Penelitian ini bertujuan untuk mengembangkan media pembelajaran monopoli bahasa Mandarin kelas XI lintas minat di SMA Laboratorium UM untuk keterampilan membaca dengan tema kehidupan sehari-hari. Penelitian dan pengembangan ini menggunakan model pengembangan milik Sugiyono (2013) yang dimodifikasi menjadi tujuh langkah yaitu pengumpulan data, desain produk, validasi desain, revisi desain, ujicoba produk, revisi produk, dan hasil akhir. Pendekatan yang digunakan dalam penelitian dan pengembangan ini adalah deskriptif kualitatif. Data penelitian diperoleh melalui instrumen angket dan lembar observasi. Media divalidasi oleh seorang ahli media dan dua orang ahli materi (guru dan dosen).
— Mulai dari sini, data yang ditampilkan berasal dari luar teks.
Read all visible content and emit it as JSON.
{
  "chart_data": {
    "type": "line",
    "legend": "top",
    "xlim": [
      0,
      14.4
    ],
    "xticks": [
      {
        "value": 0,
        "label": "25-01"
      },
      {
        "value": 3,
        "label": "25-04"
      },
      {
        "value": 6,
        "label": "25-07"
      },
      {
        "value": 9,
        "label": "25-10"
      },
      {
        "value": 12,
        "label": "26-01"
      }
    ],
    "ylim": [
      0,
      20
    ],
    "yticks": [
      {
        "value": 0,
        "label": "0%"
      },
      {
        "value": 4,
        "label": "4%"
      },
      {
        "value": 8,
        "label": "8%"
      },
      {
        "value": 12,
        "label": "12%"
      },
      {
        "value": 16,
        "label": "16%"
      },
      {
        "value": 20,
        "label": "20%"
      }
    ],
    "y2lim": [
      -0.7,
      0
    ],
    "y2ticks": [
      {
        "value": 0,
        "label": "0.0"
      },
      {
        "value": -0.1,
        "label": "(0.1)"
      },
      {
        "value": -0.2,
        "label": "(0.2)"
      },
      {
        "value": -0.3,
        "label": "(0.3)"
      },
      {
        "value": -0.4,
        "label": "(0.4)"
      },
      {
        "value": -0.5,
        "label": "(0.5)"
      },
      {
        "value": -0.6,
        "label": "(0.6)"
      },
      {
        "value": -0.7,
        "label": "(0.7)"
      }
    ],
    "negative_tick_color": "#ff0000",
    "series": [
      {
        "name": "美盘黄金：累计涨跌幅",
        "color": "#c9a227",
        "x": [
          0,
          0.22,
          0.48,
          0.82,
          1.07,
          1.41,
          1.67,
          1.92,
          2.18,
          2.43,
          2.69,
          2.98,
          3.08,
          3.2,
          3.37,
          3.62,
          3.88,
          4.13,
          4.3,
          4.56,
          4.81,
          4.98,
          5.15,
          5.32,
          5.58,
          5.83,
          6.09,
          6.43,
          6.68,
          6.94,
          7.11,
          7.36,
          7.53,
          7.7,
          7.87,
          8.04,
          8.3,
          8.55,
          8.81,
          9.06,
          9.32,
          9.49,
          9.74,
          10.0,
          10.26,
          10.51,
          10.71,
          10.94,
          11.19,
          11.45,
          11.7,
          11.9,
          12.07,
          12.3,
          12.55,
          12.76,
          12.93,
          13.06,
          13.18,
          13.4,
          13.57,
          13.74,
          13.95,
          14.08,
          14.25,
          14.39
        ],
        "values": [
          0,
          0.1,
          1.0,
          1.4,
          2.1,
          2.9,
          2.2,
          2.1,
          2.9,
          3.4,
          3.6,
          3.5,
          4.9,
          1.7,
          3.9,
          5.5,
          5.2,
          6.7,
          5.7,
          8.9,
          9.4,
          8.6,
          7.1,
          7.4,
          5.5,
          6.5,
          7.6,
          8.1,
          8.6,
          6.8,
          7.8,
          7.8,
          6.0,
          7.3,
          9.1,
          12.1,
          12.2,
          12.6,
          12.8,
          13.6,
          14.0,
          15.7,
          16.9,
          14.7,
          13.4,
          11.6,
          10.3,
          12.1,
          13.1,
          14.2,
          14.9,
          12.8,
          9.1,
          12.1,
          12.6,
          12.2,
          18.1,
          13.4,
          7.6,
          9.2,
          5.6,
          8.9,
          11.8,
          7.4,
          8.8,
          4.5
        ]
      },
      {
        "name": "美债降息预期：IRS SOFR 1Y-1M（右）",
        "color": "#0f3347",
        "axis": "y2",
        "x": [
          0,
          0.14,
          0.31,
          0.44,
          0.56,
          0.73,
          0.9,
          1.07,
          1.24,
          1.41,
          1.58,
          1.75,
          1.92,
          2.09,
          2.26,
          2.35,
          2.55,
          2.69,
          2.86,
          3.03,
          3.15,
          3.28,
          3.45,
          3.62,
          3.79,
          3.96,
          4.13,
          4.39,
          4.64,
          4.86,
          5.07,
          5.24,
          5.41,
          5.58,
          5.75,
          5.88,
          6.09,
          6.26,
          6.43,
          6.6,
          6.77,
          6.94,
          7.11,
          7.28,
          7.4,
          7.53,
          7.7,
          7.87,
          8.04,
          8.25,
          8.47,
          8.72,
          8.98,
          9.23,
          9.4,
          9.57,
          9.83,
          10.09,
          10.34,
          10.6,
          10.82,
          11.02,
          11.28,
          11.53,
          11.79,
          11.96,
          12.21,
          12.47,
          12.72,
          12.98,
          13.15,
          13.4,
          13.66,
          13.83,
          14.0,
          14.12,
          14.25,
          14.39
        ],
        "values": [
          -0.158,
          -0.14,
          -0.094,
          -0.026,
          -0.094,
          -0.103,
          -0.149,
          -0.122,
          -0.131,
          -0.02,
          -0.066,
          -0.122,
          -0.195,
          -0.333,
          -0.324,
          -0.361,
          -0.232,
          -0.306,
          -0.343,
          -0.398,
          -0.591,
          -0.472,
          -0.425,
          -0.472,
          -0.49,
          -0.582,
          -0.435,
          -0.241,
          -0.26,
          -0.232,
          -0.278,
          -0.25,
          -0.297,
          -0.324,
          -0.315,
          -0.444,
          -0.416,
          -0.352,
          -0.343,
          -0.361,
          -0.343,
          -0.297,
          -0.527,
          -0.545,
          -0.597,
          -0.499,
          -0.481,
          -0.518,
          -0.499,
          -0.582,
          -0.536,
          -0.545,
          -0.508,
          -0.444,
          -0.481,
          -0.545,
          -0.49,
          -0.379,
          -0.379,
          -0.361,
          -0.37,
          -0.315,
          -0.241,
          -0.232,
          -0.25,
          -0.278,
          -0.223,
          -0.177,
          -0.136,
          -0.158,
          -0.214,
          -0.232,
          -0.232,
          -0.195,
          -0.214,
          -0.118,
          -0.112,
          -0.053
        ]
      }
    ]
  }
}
Berdasarkan hasil validasi data, dari ahli media kelayakan produk adalah sebesar 77,77%, sebesar 91,67% dari ahli materi (guru), dan sebesar 95,83% dari ahli materi (dosen). Berikut adalah hasil akhir dari media monopoli yang telah direvisi, (a) cover berukuran 26cm x 51cm, (b) papan monopoli berukuran 30cm x30cm menjadi 50cm x 50cm, (c) kartu hak milik berukuran 12cm x8cm, (d) kartu dana umum dan kartu kesempatan berukuran 7,5cm x 4cm, (e) buku petunjuk penggunaan, kamus, kalimat, dan dialog berukuran 11cm x 15,5cm, dan (f) uang mainan berukuran 4cm x 7cm dengan jumlah kosakata 16 hanzi (汉字) dan pinyin (拼音) di papan permainan monopoli.

 

Media permainan monopoli diujicobakan di kelas XI lintas minat bahasa SMA Laboratorium UM dengan kriteria penilaian berupa kemenarikan, kesulitan, keaktifan, dan antusias siswa dalam menggunakan media monopoli. Hasil analisis data ujicoba menunjukkan bahwa siswa aktif dan antusias saat bermain monopoli. Sementara itu, semua siswa menyatakan senang dapat belajar bahasa Mandarin melalui metode permainan dengan menggunakan media pembelajaran monopoli, karena media pembelajaran tersebut dapat membantu mereka dalam belajar bahasa Mandarin.